Data about which criminals are victimized, and which victims end up criminalized, could have some far-reaching implications for how we deal with crime prevention and build communities around more restorative models of justice. It could also help us get at data on the crimes that so often go unreported precisely because the victim is engaged in criminal activity at the time: like a 16 year old runaway being exploited by a pimp who could end up in detention facing charges herself (or returned to the home where she was being sexually abused). Or a 15-year old silenced by the fear that the drug transaction which made her so vulnerable would be used to prosecute her if she reported the dealer who raped her - assuming she survived the consequences of being identified in the drug community as a narc.
We can’t not talk about guys like Ladwig, as uncomfortable as they make us. What happened with Ladwig is going to be a big deal when the legislature starts talking sentencing reform again.
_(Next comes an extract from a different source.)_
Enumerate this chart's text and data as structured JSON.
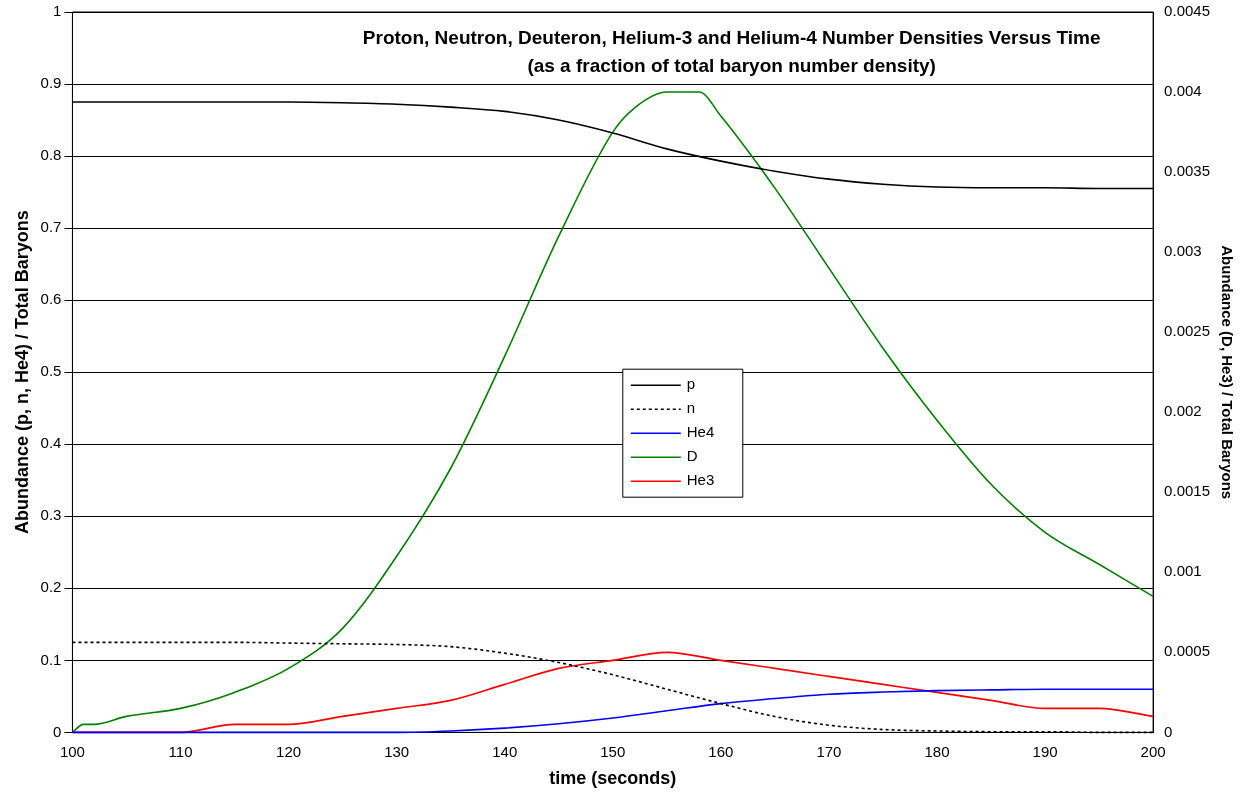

Most people I talk about prison abolition with get a lot of the arguments for changes in criminal codes, drug laws, sentencing recommendations, post-sentence sanctions, and other reforms that would inch us closer to abolition – but they always want to know what we’re going to do with the sociopaths and child molesters if we don't have prisons.
So do I.
I may not have the answer to that just yet, but I’m starting to do more research, because I think we need to be doing something different with these guys at some point in their lives. Throwing the convicted child molesters to the wolves in the end not only condemns the innocent among them to the same brutal fate we hand to the despised, it strips the guilty of what humanity may have been left within them that could help prevent them from hurting others again. It also diminishes the humanity in us in the process.